Nobbie Ralph

Personal information
- Full name: Andrew Ronald MacKenzie Ralph
- Born: 26 April 1908 Mowbray, Cape Town, Cape Colony
- Died: 6 June 1992 (aged 84) Port Elizabeth, Cape Province, South Africa
- Nickname: Nobbie
- Batting: Right-handed
- Role: Batsman, occasional wicket-keeper

Domestic team information
- 1931–32 to 1945–46: Western Province
- 1946–47: Griqualand West

Career statistics
| Competition | First-class |
| Matches | 34 |
| Runs scored | 2375 |
| Batting average | 53.97 |
| 100s/50s | 6/16 |
| Top score | 142 |
| Balls bowled | 14 |
| Wickets | 0 |
| Bowling average | – |
| 5 wickets in innings | 0 |
| 10 wickets in match | 0 |
| Best bowling | – |
| Catches/stumpings | 26/3 |
- Source: Cricinfo, 17 January 2022

= Nobbie Ralph =

South African cricketer

Andrew Ronald MacKenzie "Nobbie" Ralph (26 April 1908 – 6 June 1992) was a South African cricketer who played first-class cricket from 1931 to 1946, mostly for Western Province.
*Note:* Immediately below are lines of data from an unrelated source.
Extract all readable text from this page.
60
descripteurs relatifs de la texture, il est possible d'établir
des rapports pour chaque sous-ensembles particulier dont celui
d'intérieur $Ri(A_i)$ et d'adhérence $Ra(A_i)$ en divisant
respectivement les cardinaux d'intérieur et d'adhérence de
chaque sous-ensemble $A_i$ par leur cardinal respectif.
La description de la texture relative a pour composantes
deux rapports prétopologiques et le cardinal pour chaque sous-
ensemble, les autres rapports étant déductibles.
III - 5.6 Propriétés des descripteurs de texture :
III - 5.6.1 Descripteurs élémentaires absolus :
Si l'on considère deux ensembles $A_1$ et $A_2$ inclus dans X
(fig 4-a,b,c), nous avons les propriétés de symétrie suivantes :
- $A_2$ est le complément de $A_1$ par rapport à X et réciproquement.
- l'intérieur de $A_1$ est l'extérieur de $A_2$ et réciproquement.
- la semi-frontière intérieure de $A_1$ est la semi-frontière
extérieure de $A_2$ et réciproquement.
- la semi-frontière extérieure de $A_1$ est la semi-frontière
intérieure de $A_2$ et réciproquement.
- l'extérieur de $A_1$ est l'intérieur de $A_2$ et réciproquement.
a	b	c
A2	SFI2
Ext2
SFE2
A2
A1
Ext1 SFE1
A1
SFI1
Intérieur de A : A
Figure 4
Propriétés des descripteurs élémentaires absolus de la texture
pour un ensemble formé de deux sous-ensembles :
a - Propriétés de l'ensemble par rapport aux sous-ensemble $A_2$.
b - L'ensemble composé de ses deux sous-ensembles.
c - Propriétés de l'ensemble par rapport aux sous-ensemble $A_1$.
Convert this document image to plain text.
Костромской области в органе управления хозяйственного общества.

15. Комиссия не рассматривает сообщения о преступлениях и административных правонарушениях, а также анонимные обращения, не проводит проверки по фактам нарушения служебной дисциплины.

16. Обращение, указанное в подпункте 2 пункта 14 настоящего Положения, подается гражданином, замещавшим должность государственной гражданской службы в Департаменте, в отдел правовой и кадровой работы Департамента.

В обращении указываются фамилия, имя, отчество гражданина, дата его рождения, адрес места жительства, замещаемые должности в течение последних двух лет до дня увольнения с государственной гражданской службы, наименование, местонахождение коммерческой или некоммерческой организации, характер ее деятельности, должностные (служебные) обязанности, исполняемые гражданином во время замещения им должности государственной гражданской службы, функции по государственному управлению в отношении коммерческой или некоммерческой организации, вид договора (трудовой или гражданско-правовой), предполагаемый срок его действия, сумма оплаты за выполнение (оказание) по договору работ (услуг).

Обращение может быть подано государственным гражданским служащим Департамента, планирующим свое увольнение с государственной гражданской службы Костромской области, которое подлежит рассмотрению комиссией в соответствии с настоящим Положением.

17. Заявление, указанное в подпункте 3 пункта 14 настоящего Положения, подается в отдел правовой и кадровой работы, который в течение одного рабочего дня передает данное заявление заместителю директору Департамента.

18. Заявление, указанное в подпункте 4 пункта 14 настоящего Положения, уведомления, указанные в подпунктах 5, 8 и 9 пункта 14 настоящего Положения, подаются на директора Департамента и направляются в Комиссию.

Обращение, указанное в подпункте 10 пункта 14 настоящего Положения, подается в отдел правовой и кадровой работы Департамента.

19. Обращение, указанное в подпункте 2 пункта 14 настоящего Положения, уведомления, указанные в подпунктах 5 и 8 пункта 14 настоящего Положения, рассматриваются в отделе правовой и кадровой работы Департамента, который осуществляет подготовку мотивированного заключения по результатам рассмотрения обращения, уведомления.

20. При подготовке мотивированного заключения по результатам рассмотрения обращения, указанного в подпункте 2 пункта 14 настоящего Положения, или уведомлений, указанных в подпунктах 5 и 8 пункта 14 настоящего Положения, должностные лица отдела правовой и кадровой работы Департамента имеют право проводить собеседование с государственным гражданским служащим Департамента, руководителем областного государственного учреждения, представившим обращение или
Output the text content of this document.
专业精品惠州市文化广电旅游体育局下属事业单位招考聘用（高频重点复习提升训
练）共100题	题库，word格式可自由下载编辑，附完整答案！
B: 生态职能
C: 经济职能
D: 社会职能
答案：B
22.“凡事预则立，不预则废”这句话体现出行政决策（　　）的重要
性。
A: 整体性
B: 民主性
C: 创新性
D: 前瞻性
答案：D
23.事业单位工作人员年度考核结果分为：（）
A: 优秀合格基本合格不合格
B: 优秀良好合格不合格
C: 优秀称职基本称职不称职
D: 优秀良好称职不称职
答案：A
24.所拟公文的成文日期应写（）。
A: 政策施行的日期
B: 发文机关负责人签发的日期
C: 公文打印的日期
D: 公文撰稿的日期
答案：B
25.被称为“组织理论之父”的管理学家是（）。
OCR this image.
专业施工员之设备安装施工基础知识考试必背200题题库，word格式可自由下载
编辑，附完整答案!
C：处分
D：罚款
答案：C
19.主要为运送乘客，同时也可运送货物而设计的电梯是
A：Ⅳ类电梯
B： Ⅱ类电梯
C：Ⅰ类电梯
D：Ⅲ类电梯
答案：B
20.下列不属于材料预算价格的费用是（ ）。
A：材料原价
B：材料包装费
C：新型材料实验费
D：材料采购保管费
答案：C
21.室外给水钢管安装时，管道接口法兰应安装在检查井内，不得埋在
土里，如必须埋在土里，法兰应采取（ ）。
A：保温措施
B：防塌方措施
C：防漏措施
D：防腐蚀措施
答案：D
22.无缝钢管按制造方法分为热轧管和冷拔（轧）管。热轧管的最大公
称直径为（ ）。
Ralph was one of the leading batsmen in the Currie Cup in 1936–37, with 517 runs in six matches at an average of 86.16. His highest first-class score was 142 against Border in December 1934, when he opened the batting and made the only century in the match, which Western Province won by an innings. He captained Western Province several times, taking over in 1939–40 when Pieter van der Bijl went off to fight in World War II.

Ralph served as convenor of the national cricket selectors in the 1950s.